The proof that ac=bc and c≠0 implies a=b uses the fact that if 2 real numbers multiply to 0, then one of them must be 0. Think of what c(a-b)=0 means and how you could transform ac=bc to get to that.

One can prove that ab=0 and a≠0 implies b=0 using the field axioms. See below for a proof, in Citan Uzuki's post.

 

[micromass]

the fact that if 2 real numbers multiply to 0, then one of them must be 0.

You need to prove that then...

 

[TylerH]

You need to prove that then...

I can't. I was allowed to assume the fundamental theorem of algebra in my proof class, because the proof is far from elementary. I don't believe any non-elementary proofs will be beneficial to the OP, but here are some: http://en.wikipedia.org/wiki/Fundamental_theorem_of_algebra#Proofs

I should have said "given the fundamental theorem of algebra," to eliminate any ambiguity.

EDIT: Ignore everything in this post. I'm suffering from (hopefully) momentary stupidity.

 

[Citan Uzuki]

2 real numbers multiply to 0, then one of them must be 0 (which is the result of FTA)
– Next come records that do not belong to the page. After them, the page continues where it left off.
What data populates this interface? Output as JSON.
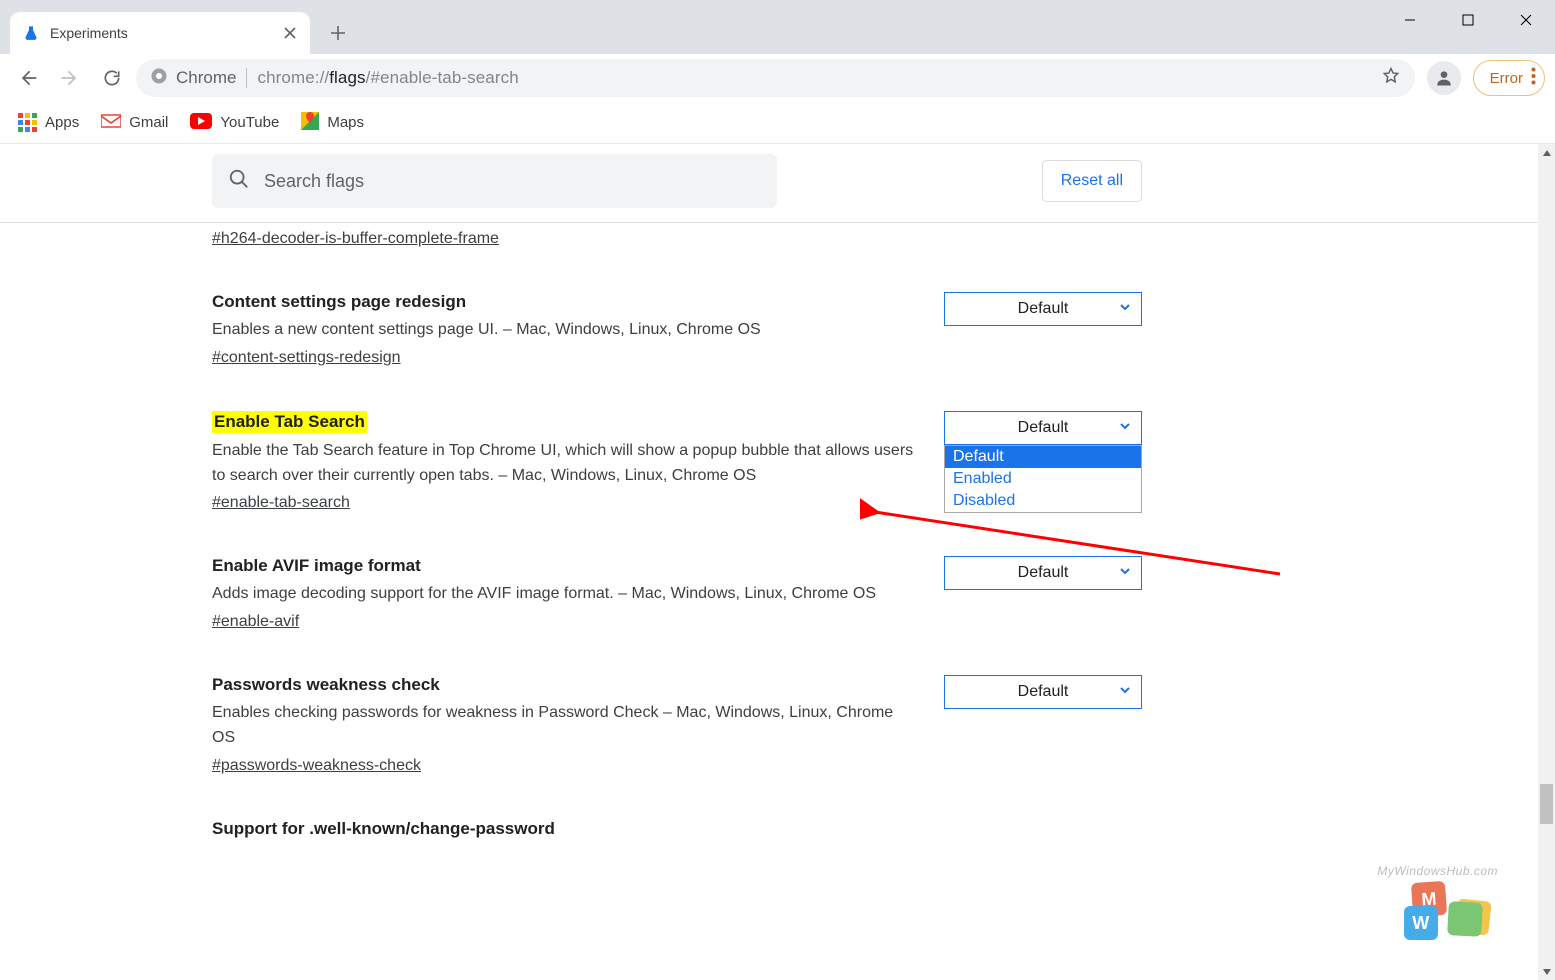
{
  "tab": {
    "title": "Experiments"
  },
  "omnibox": {
    "chip_label": "Chrome",
    "url_prefix": "chrome://",
    "url_bold": "flags",
    "url_suffix": "/#enable-tab-search"
  },
  "error_chip": {
    "label": "Error"
  },
  "bookmarks": {
    "apps": "Apps",
    "gmail": "Gmail",
    "youtube": "YouTube",
    "maps": "Maps"
  },
  "search": {
    "placeholder": "Search flags"
  },
  "reset_label": "Reset all",
  "top_anchor": "#h264-decoder-is-buffer-complete-frame",
  "flags": [
    {
      "title": "Content settings page redesign",
      "desc": "Enables a new content settings page UI. – Mac, Windows, Linux, Chrome OS",
      "anchor": "#content-settings-redesign",
      "value": "Default"
    },
    {
      "title": "Enable Tab Search",
      "desc": "Enable the Tab Search feature in Top Chrome UI, which will show a popup bubble that allows users to search over their currently open tabs. – Mac, Windows, Linux, Chrome OS",
      "anchor": "#enable-tab-search",
      "value": "Default",
      "highlight": true,
      "open": true
    },
    {
      "title": "Enable AVIF image format",
      "desc": "Adds image decoding support for the AVIF image format. – Mac, Windows, Linux, Chrome OS",
      "anchor": "#enable-avif",
      "value": "Default"
    },
    {
      "title": "Passwords weakness check",
      "desc": "Enables checking passwords for weakness in Password Check – Mac, Windows, Linux, Chrome OS",
      "anchor": "#passwords-weakness-check",
      "value": "Default"
    }
  ],
  "last_title": "Support for .well-known/change-password",
  "dropdown_options": [
    "Default",
    "Enabled",
    "Disabled"
  ],
  "watermark": "MyWindowsHub.com"
}
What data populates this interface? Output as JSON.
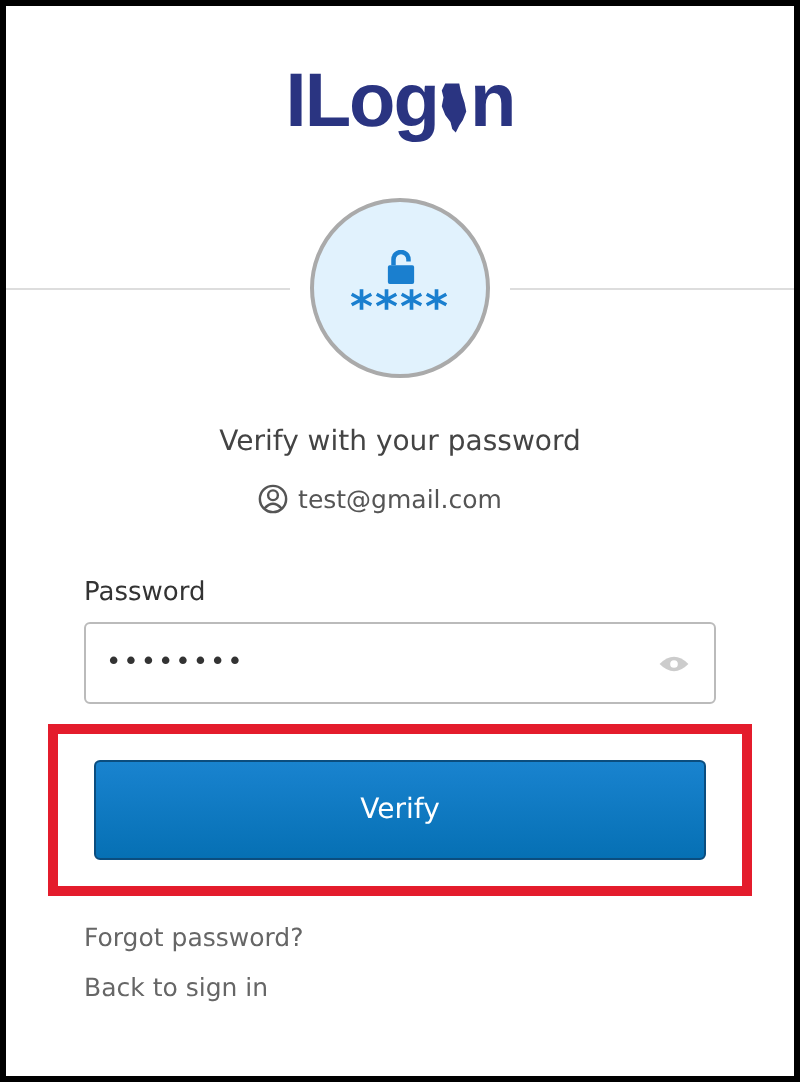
{
  "logo": {
    "before": "ILog",
    "after": "n"
  },
  "badge": {
    "text": "****"
  },
  "title": "Verify with your password",
  "account": {
    "email": "test@gmail.com"
  },
  "password": {
    "label": "Password",
    "value": "••••••••"
  },
  "verify_button": {
    "label": "Verify",
    "highlighted": true
  },
  "links": [
    "Forgot password?",
    "Back to sign in"
  ]
}
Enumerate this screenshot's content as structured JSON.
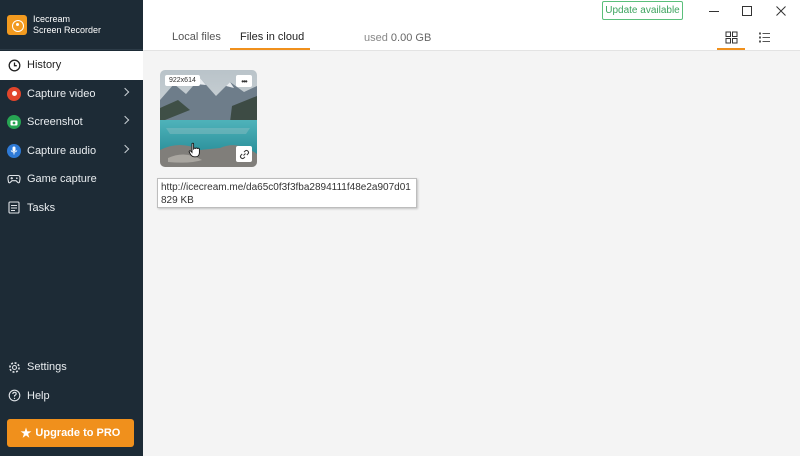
{
  "app": {
    "name_line1": "Icecream",
    "name_line2": "Screen Recorder"
  },
  "sidebar": {
    "items": [
      {
        "label": "History",
        "icon": "clock-icon",
        "active": true
      },
      {
        "label": "Capture video",
        "icon": "record-icon",
        "color": "#e2452b"
      },
      {
        "label": "Screenshot",
        "icon": "camera-icon",
        "color": "#27a553"
      },
      {
        "label": "Capture audio",
        "icon": "microphone-icon",
        "color": "#2e7ad6"
      },
      {
        "label": "Game capture",
        "icon": "gamepad-icon"
      },
      {
        "label": "Tasks",
        "icon": "tasks-icon"
      }
    ],
    "bottom_items": [
      {
        "label": "Settings",
        "icon": "gear-icon"
      },
      {
        "label": "Help",
        "icon": "help-icon"
      }
    ],
    "upgrade_label": "Upgrade to PRO"
  },
  "header": {
    "tabs": [
      {
        "label": "Local files",
        "active": false
      },
      {
        "label": "Files in cloud",
        "active": true
      }
    ],
    "used_label": "used",
    "used_value": "0.00 GB",
    "update_label": "Update available"
  },
  "file": {
    "dimensions": "922x614",
    "url": "http://icecream.me/da65c0f3f3fba2894111f48e2a907d01",
    "size": "829 KB"
  },
  "colors": {
    "accent": "#f0901c",
    "sidebar_bg": "#1d2b36",
    "update_green": "#3da45f"
  }
}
I'm not sure where you got that from. This is the result of the fact that the real numbers are a field. So if ab = 0, and a is not 0, then you can divide both sides by a (or to be more pedantic, multiply both sides by a^-1) to obtain b=0. It has nothing to do with the FTA.

 

[TylerH]

I'm not sure where you got that from. This is the result of the fact that the real numbers are a field. So if ab = 0, and a is not 0, then you can divide both sides by a (or to be more pedantic, multiply both sides by a^-1) to obtain b=0. It has nothing to do with the FTA.

Okay, I'll correct my post. I'm glad my proof class professor will likely never see this. :)

 

[Citan Uzuki]

To answer the OP's question, it sounds like you're looking for the http://en.wikipedia.org/wiki/Equality_(mathematics)#Some_basic_logical_properties_of_equality. This is included as either an axiom schema or an inference rule (depending on which deductive system you're working with) in first order logic itself, and is therefore considered more "basic" than the axioms of the real numbers -- which is why you're allowed to assume it even though it's not explicitly listed among them.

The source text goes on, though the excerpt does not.